Fortunately, BPS saved the day when it was deemed a safe alternative to BPA. However, before you start buying plastic products again, you might want to learn the truth about BPS. Studies have now shown that the two chemicals aren’t all that different:
Many manufacturers stopped used bisphenol A, a chemical that is used to strengthen plastic, after studies linked it to early puberty and a rise in breast and prostate cancers.
However, bisphenol S, or BPS, a common replacement for BPA in plastics, has also been linked to health risks. New UCLA-led research demonstrates some of the mechanisms that make BPS just as harmful as BPA. The study found that BPS speeds up embryonic development and disrupts the reproductive system in animals.
Reported in the Feb. 1 edition of the journal Endocrinology, the study is the first to examine the effects of BPA and BPS on brain cells and genes that control the growth and function of organs involved in reproduction.
“Our study shows that making plastic products with BPA alternatives does not necessarily leave them safer,” said Nancy Wayne, the study’s senior author, a reproductive endocrinologist and professor of physiology at the David Geffen School of Medicine at UCLA.
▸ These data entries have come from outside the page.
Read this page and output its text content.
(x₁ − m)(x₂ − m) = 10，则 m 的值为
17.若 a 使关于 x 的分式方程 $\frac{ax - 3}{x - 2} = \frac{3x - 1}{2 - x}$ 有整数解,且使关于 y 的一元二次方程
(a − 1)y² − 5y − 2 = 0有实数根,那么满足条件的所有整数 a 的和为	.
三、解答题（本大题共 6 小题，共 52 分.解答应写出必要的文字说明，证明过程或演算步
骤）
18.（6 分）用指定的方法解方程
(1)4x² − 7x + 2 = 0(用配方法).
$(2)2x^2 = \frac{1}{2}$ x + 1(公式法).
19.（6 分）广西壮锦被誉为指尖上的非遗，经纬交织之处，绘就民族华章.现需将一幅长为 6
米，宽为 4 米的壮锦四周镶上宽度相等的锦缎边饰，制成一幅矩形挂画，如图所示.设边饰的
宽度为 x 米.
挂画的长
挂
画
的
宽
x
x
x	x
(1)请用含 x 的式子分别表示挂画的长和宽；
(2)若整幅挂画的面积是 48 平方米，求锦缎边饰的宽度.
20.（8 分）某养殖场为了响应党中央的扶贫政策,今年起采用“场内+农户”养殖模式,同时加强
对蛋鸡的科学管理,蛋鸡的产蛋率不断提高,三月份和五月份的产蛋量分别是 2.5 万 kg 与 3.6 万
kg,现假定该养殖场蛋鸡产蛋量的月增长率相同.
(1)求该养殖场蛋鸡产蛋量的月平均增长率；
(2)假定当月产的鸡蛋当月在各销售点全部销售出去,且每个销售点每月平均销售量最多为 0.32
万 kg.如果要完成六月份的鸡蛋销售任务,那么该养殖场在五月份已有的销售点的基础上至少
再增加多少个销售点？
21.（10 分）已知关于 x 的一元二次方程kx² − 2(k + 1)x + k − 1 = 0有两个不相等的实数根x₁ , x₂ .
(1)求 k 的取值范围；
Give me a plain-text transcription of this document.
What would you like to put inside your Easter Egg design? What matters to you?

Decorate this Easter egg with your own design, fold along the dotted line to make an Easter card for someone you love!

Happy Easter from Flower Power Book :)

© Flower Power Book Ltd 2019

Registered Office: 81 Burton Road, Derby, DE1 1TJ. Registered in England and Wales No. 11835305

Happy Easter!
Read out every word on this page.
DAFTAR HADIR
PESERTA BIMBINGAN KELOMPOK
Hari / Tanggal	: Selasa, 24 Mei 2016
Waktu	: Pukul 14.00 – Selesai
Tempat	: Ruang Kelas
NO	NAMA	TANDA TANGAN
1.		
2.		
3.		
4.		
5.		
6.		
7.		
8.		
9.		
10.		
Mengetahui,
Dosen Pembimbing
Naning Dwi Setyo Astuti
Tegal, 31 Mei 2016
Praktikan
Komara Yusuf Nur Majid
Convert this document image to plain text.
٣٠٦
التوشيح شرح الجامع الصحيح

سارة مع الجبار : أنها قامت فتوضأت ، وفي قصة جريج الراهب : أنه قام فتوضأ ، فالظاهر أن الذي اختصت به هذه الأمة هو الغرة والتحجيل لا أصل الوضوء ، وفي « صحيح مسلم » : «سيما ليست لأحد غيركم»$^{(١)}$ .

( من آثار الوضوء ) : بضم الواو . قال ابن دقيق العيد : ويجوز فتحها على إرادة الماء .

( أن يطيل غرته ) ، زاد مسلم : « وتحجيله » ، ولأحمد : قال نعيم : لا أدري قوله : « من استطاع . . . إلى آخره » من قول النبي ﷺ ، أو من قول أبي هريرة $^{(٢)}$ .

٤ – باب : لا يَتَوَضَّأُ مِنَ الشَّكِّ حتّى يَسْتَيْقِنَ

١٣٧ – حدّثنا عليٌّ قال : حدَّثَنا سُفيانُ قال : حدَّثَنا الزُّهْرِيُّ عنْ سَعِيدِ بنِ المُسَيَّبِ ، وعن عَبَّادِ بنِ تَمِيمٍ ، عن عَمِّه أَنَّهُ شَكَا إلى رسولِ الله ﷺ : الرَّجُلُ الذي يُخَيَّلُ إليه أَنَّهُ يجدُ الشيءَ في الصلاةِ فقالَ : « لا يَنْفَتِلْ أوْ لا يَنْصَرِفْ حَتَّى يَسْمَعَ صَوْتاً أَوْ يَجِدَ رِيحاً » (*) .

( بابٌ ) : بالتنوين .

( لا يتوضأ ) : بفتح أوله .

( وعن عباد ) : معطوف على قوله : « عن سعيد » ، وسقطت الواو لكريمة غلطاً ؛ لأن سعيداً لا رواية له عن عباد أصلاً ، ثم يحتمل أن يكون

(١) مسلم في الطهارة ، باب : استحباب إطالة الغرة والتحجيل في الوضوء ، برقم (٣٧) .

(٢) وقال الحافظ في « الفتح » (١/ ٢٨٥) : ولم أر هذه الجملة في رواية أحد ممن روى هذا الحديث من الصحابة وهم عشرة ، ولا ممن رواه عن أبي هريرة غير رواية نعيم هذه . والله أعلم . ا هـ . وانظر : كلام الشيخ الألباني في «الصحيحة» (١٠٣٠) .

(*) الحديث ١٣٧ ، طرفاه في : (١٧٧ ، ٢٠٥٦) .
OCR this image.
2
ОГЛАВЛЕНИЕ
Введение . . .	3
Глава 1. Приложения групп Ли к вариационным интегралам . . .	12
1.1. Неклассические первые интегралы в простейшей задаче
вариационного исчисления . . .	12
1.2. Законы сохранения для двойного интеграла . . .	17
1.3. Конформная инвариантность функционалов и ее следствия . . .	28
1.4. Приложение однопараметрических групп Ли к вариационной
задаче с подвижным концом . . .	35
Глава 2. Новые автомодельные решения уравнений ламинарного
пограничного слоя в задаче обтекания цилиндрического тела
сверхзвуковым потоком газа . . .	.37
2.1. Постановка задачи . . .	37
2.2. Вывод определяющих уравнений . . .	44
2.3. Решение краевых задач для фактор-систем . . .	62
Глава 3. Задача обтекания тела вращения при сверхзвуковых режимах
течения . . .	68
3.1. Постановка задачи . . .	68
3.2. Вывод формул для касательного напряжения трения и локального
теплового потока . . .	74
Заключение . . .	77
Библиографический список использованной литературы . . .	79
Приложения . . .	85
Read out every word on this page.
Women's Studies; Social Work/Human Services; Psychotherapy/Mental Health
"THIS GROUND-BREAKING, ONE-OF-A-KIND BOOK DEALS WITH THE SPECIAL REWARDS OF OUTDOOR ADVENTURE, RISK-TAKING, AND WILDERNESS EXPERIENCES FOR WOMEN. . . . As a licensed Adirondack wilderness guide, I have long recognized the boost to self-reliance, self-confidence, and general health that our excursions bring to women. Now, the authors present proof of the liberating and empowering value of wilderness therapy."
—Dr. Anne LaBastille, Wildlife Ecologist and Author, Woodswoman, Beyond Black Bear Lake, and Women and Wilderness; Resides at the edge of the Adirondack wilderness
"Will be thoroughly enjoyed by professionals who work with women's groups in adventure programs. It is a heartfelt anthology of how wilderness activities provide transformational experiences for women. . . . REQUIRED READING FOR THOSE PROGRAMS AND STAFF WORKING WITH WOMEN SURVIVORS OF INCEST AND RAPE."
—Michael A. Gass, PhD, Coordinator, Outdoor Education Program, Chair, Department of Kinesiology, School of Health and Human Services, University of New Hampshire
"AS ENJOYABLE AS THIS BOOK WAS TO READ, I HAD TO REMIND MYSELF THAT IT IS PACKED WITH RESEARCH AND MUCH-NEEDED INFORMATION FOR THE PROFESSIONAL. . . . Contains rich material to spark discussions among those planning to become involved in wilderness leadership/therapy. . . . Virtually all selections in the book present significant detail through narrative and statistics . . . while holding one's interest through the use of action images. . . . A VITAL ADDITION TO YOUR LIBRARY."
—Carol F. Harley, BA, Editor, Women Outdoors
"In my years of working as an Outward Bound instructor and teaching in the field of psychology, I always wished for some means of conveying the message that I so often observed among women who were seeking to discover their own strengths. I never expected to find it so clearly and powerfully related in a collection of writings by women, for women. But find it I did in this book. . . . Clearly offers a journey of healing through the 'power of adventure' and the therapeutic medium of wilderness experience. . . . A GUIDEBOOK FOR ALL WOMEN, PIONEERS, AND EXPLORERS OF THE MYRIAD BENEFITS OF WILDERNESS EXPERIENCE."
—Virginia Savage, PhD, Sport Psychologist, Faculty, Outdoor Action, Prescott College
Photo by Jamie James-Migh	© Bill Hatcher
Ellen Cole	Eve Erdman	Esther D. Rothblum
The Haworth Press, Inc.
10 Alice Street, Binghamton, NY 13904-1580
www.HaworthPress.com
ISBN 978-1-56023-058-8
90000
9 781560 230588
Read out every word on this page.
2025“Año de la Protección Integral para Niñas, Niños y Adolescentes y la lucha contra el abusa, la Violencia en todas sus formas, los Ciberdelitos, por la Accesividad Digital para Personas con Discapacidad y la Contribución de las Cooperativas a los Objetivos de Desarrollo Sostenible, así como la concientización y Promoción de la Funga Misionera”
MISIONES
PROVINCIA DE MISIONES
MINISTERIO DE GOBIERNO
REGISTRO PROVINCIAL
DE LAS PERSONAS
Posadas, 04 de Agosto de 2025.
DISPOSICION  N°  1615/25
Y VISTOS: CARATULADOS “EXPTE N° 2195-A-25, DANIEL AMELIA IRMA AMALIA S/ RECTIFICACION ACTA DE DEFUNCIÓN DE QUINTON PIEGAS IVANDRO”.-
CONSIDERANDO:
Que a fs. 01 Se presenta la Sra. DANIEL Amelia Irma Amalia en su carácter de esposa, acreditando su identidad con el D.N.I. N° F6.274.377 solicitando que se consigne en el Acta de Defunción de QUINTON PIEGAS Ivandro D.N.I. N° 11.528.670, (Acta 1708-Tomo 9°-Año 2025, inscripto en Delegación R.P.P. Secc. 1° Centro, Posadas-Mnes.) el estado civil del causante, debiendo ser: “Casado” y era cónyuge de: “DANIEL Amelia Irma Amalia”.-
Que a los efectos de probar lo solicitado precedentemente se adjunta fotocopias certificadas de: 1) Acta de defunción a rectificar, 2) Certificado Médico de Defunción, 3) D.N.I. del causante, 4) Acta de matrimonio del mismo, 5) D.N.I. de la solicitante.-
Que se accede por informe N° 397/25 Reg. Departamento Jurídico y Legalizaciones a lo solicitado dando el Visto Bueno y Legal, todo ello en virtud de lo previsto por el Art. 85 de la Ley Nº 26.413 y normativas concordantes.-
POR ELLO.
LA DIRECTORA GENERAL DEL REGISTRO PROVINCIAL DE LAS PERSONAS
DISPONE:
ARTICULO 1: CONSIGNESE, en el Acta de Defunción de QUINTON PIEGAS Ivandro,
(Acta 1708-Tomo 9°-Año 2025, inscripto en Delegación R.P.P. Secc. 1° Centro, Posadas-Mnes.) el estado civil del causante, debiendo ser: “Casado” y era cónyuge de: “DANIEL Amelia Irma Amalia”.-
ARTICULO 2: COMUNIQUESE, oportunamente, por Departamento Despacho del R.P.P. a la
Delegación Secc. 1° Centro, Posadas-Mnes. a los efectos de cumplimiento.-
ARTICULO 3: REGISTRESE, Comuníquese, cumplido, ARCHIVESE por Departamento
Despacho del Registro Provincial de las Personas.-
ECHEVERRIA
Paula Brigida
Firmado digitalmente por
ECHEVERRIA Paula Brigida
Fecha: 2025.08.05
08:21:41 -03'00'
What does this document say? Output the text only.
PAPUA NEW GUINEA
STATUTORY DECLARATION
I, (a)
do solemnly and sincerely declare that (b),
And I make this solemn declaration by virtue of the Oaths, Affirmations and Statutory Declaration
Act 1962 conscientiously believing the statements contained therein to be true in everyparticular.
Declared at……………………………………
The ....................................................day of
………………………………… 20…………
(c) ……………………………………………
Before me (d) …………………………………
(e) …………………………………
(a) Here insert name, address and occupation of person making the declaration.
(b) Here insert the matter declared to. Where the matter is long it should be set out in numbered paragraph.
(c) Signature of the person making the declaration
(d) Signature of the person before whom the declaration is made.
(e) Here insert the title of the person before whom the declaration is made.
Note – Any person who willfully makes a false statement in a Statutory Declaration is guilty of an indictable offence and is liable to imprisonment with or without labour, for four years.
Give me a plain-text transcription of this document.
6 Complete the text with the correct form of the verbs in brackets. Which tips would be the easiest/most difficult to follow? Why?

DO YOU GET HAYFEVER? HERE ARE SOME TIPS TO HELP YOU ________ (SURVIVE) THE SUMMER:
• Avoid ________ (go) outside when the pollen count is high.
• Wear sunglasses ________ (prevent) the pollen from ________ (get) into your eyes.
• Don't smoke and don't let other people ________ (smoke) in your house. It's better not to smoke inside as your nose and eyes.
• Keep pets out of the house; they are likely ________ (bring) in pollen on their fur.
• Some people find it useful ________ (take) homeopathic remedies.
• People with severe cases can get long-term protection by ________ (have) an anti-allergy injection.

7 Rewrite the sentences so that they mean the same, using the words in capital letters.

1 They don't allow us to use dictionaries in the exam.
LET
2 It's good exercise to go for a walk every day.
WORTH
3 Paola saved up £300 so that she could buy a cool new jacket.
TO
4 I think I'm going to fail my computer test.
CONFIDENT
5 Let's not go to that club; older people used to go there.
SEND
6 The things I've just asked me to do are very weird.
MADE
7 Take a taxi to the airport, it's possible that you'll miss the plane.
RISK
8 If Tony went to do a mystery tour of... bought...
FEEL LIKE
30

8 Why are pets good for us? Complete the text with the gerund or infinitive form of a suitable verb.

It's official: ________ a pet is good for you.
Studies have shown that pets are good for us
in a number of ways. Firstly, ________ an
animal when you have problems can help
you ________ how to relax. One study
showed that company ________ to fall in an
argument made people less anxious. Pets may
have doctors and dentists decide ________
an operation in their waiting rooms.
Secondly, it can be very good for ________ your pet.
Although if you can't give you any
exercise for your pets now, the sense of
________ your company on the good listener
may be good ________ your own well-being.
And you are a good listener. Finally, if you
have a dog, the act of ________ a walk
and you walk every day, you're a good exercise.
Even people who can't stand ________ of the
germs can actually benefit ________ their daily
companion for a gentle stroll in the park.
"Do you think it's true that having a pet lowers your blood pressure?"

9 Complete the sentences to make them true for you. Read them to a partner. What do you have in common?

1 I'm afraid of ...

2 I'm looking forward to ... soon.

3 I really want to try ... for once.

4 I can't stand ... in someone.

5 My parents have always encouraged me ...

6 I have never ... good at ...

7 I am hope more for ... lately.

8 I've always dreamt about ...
Wayne and her colleagues found that when zebrafish were exposed to either BPA or BPS at low levels — equivalent to the traces found in polluted river waters — their physiology at the embryonic stage changed in as quickly as 25 hours.
“The embryos developed much faster than normal in the presence of BPA or BPS.”
“Most people think of BPA as mimicking the effects of estrogen,” Wayne said. “But our work shows that it also mimics the actions of thyroid hormone.”
Thyroid hormone has a significant influence on brain development during gestation, so the research could have important implications for understanding general embryonic and fetal development, including in humans, Wayne said.
Researchers have proposed that endocrine-disrupting chemicals may be contributing to the rise in premature human births and early onset of puberty over the past couple of decades in the U.S.
Many canned products now have a label on the side stating that the company uses a BPA-free liner. While it’s comforting to know that companies are making changes to benefit our health, there’s clearly more to know about the effects BPA and BPS have on our health. Hopefully, we can work to eliminate these chemicals from items we use everyday.